Alessandro nodded. “Yes, that’s possible.”
“You have what you wanted now,” she said coolly. “So let’s make sure she doesn’t have to stay here any—”
“Of course!” Suddenly the grim determination she’d heard when he had the scalpel in his hand was back. “Tano will know about Iole. I’d better start with him.”
“It’s not so bad here,” said Iole. Her fingertips were circling one another in the air in front of her drawn-up knees, like a pianist’s fingers. “This is a lovely house. And it’s always light here in the daytime. It’s only at night, when the animals come—”
“I’ll see to it,” Alessandro interrupted her. “Rosa, you stay here with her.” He was hurrying out, but at the last minute realized that he was still holding the folder of documents. After a moment’s thought, he came back and handed it to Rosa. “Watch this, will you? Just while I get things sorted.”
She couldn’t figure him out at all. The only thing she did know was that he made her furious all the time, never mind what he did. First he used her, then he put on airs and left her standing. All the same, she was still supposed to do as he said.
You stay here with her.
And
Watch this
. She never did anything for other people. Not if she could help it. She had surprised herself by standing up for Iole.

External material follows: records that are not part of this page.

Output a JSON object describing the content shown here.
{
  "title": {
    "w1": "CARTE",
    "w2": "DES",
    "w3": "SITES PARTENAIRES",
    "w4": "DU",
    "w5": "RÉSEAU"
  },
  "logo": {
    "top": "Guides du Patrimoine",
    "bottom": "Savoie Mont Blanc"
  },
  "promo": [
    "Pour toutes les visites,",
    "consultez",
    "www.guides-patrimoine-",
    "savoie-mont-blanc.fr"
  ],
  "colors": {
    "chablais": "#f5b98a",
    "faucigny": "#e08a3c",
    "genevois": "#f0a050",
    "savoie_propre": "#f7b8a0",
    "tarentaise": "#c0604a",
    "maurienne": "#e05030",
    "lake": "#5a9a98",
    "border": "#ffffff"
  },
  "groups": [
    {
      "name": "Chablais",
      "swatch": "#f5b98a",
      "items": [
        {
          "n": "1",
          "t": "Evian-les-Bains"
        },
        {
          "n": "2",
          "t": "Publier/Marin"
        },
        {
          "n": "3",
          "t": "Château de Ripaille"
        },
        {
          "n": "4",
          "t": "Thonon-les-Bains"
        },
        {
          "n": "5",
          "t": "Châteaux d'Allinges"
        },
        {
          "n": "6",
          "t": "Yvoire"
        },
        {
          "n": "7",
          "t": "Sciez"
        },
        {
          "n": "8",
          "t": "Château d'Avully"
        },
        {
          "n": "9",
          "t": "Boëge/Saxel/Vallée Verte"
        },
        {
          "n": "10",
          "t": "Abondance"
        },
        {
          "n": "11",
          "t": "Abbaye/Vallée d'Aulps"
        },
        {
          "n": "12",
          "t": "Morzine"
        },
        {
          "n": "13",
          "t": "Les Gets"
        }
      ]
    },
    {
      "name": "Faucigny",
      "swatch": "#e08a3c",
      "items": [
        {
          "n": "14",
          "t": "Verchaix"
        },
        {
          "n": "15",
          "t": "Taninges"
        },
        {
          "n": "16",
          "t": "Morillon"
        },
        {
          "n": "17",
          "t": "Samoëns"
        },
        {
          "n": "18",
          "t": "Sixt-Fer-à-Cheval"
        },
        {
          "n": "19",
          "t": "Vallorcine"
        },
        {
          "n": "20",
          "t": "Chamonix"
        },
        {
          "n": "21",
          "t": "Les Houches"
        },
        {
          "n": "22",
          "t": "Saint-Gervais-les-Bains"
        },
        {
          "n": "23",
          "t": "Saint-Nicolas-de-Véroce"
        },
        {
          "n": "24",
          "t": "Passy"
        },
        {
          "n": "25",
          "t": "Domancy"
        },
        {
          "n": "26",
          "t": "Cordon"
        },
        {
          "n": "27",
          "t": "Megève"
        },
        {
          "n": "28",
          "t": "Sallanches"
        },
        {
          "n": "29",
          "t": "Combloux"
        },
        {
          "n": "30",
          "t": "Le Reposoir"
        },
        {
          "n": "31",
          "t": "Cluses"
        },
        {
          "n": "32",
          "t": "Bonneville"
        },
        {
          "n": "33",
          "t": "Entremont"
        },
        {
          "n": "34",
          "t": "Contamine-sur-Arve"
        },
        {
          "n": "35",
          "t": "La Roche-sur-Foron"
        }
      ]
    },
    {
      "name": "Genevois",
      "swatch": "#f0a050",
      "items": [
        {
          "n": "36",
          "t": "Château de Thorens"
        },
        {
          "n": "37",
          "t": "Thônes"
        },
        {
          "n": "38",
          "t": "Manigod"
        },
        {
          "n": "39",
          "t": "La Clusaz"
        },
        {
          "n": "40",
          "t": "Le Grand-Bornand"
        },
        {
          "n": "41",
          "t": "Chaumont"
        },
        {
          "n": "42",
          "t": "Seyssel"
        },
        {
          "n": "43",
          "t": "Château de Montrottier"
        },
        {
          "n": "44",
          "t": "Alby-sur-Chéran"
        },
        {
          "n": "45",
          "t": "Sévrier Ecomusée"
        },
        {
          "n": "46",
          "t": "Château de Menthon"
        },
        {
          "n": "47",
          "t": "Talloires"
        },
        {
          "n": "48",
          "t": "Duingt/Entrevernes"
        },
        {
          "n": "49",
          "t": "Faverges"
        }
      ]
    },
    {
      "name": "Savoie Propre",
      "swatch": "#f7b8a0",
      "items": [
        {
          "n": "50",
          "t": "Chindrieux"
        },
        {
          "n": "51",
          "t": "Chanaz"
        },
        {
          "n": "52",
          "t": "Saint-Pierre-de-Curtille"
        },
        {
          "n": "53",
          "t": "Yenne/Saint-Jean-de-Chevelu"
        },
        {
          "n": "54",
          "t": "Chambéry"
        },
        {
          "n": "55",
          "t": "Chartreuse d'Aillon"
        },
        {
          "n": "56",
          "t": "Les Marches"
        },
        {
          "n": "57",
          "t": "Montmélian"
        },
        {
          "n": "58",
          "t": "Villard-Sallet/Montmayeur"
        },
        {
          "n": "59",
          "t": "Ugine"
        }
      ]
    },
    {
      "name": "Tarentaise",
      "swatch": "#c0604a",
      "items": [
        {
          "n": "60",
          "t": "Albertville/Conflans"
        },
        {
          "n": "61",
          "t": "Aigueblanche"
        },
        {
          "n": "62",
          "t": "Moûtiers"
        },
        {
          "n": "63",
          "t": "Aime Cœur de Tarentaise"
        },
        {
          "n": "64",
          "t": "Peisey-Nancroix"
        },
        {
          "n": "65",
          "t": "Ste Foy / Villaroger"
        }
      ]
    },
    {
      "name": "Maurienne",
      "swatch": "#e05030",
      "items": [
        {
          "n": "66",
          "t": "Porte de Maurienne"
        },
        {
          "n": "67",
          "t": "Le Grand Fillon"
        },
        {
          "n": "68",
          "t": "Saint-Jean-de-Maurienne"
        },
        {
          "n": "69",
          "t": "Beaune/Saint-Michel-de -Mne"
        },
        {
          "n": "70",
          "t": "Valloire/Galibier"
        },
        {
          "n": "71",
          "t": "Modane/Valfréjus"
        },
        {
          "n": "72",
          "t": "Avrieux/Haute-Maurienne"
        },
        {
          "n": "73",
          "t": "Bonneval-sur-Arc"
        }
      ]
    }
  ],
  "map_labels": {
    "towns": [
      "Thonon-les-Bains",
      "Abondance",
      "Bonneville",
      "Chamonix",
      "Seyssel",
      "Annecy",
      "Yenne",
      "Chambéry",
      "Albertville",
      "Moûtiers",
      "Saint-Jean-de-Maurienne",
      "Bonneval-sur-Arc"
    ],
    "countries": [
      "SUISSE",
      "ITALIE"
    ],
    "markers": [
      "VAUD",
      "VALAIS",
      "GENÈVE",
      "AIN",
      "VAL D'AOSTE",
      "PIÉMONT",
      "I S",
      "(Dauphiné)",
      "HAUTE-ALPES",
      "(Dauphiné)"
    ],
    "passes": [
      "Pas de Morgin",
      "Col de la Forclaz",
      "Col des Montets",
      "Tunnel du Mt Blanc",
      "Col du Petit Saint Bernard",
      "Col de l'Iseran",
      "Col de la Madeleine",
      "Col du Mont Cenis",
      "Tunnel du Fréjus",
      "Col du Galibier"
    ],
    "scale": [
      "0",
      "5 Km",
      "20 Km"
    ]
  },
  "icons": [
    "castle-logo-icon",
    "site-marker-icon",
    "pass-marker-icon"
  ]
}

“It’s all right, you run along after him,” said the girl, looking even smaller and more vulnerable, as if the horrible dish-shaped chair were holding her in a plastic fist. “Don’t worry about me.”
Run along after him?
Rosa almost choked as she got her breath back. Then she nodded briefly. “You wait—we’ll be back here soon, okay?”
“Are you really going to do it? Get me out of here?”
Rosa wanted to leave at once with the wretched folder, but she stopped for a moment, hesitated—then went up to Iole, stroked her hair, and said, “I promise. We’ll get you out of here just as soon as we possibly can.”